Medical ethics is the field of study concerned with moral problems created by the practice of modern medicine. Medical ethics can be divided into three branches: (1) public policy medical ethics, (2) biomedical ethics, and (3) clinical ethics.
Public policy medical ethics deals with issues related to the regulation of medical practice by governments and by the governing boards of such institutions as hospitals and nursing homes. For example, federal and state governments establish spending limits for public health care. These limits raise ethical questions about the type and extent of medical services available to people who depend on public funds to pay medical bills. Other problems involving public policy include the control of medical research, the question of whether all citizens have a right to health care, and the international availability of drugs for epidemic illnesses, such as AIDS.

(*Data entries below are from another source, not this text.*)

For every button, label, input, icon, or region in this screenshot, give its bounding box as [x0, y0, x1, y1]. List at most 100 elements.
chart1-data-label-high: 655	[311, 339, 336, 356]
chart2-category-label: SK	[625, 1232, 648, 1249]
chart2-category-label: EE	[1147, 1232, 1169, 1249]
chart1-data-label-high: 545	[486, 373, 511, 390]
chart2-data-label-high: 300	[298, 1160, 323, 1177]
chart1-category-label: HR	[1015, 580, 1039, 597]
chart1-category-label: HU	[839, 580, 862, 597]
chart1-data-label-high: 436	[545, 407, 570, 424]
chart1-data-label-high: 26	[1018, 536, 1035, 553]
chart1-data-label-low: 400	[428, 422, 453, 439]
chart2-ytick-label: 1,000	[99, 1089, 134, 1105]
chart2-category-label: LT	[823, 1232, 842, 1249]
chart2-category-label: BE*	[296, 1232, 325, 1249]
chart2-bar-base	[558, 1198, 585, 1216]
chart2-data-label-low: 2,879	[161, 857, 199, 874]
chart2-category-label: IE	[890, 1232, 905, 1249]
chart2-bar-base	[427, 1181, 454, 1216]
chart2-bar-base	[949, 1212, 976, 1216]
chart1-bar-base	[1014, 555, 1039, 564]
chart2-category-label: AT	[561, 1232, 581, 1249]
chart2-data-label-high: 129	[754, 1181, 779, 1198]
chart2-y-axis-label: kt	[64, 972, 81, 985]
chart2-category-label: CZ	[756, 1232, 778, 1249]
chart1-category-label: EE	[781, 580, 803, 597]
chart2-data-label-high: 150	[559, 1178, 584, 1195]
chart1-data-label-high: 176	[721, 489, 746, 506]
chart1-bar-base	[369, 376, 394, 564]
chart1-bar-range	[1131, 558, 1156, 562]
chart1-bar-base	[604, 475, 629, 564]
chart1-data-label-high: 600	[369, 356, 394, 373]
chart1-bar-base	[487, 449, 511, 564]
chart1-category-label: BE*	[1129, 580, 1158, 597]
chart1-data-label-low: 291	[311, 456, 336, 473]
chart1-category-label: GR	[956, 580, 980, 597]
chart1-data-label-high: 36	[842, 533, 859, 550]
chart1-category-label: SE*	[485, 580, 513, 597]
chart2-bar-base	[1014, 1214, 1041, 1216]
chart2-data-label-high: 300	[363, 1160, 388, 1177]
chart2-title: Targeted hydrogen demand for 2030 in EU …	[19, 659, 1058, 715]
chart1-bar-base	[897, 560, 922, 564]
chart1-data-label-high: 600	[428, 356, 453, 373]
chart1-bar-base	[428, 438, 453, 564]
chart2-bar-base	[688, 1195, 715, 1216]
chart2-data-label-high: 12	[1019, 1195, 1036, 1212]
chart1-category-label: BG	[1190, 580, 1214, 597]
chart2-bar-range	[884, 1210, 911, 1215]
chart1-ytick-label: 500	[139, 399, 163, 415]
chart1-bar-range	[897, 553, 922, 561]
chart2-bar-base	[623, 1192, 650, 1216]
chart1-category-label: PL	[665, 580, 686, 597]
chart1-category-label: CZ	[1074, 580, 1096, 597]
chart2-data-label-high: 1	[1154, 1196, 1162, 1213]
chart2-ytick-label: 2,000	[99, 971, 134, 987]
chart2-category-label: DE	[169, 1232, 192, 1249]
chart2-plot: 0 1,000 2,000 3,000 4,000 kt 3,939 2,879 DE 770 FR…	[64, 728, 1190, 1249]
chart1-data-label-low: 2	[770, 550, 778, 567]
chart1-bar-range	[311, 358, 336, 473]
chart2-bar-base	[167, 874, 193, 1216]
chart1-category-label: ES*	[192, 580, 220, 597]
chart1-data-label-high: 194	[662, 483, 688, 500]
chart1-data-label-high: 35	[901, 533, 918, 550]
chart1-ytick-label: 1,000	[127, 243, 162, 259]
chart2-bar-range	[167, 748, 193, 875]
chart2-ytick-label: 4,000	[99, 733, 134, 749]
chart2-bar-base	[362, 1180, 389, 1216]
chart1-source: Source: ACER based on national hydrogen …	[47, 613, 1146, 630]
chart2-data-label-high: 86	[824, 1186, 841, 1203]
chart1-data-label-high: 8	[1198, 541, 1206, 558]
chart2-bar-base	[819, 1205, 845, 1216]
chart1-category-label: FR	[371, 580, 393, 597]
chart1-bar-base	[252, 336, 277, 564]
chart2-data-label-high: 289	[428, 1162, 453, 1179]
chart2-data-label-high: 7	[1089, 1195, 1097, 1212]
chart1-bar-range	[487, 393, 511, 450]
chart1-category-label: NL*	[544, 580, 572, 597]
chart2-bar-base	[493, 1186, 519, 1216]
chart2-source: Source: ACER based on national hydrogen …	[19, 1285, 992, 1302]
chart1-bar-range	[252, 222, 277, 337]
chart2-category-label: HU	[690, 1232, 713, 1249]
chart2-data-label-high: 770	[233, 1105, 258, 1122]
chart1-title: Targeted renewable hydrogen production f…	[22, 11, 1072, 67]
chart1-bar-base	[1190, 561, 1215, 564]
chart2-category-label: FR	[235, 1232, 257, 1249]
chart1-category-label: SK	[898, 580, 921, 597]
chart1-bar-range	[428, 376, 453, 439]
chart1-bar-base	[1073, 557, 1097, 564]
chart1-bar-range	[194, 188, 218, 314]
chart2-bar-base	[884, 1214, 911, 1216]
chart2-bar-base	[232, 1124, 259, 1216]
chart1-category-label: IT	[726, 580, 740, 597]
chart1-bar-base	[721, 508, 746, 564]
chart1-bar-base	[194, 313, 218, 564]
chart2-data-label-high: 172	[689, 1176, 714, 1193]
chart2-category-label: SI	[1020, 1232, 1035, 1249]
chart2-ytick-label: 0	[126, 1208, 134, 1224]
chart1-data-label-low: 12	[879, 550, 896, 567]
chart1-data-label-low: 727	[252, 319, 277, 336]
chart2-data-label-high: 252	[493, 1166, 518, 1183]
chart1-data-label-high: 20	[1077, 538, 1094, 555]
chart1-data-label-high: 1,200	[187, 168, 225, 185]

Biomedical ethics addresses moral questions that arise from the use of medical technology to begin or maintain a life. These include the cloning (duplication) of human beings, the use of human embryo cells called embryonic stem cells in medical research, and abortion. Another important issue is the use of life-support technologies for people with severe brain injuries or people who are terminally ill.
Clinical ethics evaluates the morality of decisions about medical care made by physicians, patients, and their families. Problems of clinical ethics include deciding whether or not to remove life-sustaining treatment, making medical decisions for young children and others who cannot make decisions for themselves, and negotiating disagreements among physicians, patients, and families.
All three branches of medical ethics relate to one another. For example, patients with incurable illnesses are concerned about the public funding of medical research (public policy medical ethics), participate in debates about whether it is moral to use cells obtained from human embryos to develop new treatments (biomedical ethics), and make decisions about their care and death with loved ones and physicians (clinical ethics).